I need to upsert data to a PostgreSQL database from a high traffic application which needs to be optimized for write performance. The different rows to upsert in a batch will have values for different columns. They are not full updates of all columns. And these would be upserts so the rows would need to be inserted or updated.
My idea is to do an INSERT ON CONFLICT UPDATE where in the update part I’d use CASE WHEN conditions to write into the update part the data to update to for each row, based on the id’s. I cannot simply set the columns to EXCLUDED.column_name as not all incoming rows will have all rows set. Some will have NULLs.
I would like to know:
- Is this an ok way of going about this (see example below)?
- Are there performance issues in doing this the way it is shown below? Is the size of the query going to affect performance? Or using those CASE conditions in the update part? Other performance issues?
- If this is not the best way to do this, how would you go about it? Is there a standard way of doing a batch upsert with this kind of data with different columns provided for different rows to insert?

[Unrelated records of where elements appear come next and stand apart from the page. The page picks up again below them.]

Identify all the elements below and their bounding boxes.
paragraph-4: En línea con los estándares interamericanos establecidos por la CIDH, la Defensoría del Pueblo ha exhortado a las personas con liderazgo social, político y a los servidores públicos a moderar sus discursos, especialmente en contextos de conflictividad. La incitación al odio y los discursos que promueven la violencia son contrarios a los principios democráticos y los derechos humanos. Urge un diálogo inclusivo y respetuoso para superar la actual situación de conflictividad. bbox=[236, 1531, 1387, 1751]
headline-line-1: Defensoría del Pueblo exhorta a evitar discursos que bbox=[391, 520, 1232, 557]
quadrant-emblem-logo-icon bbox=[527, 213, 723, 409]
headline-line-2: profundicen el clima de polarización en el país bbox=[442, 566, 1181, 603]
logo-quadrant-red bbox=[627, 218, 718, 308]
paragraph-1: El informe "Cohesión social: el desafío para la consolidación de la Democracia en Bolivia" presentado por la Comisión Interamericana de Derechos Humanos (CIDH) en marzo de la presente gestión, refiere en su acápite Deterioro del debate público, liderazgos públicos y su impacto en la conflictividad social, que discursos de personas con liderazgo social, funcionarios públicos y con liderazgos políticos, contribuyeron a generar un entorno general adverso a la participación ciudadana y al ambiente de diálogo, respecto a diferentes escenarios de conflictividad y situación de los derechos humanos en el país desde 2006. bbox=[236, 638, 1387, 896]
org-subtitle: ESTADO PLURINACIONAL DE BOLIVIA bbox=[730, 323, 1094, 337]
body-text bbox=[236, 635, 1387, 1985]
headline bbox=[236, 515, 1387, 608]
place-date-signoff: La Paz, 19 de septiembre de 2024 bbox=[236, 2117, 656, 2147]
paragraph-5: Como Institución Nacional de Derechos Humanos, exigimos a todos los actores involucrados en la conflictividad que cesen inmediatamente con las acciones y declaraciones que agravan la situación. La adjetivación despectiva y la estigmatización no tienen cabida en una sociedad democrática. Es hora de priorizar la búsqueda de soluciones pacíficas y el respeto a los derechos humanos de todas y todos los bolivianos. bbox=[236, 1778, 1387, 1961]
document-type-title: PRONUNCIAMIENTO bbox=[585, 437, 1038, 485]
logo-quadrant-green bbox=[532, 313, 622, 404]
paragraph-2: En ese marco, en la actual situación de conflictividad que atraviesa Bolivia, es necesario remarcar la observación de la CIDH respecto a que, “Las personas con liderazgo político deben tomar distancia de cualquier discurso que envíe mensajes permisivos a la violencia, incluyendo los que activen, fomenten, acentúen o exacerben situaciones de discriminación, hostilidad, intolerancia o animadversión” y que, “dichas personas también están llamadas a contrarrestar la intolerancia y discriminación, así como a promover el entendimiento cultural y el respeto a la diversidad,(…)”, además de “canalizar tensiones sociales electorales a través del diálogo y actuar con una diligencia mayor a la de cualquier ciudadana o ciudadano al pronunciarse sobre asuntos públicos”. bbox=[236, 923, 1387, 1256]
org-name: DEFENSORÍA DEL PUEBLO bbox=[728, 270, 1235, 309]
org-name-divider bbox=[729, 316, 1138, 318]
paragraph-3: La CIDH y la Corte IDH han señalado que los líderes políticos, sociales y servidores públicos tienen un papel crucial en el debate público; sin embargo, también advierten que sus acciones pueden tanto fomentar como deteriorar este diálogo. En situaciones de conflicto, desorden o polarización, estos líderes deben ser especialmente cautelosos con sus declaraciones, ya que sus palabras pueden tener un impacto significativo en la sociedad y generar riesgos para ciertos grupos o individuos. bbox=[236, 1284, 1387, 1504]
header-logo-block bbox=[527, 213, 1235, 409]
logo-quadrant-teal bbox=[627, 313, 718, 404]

Example of what my idea for doing this is:
Schema (PostgreSQL v16)
CREATE TABLE employees (emp_id INTEGER, name TEXT, department TEXT, PRIMARY KEY (emp_id));
Query #1
INSERT INTO employees VALUES (1, 'john', 'sales');
Query #2
INSERT INTO employees (emp_id, name, department) VALUES (1, DEFAULT, 'it'),
(2, 'jack', 'sales')
ON CONFLICT (emp_id) DO UPDATE SET name = CASE
WHEN employees.emp_id=1 THEN employees.name
WHEN employees.emp_id=2 THEN 'jack' END,
department = CASE WHEN employees.emp_id=1 THEN 'it'
WHEN employees.emp_id=2 THEN 'sales' END
WHERE employees.emp_id IN (1, 2);
Expectation is that Query #2 inserted new employee jack and updated employee john’s department to ‘it’
Query #3
SELECT * FROM employees;
emp_id | name | department |
---|---|---|
1 | john | it |
2 | jack | sales |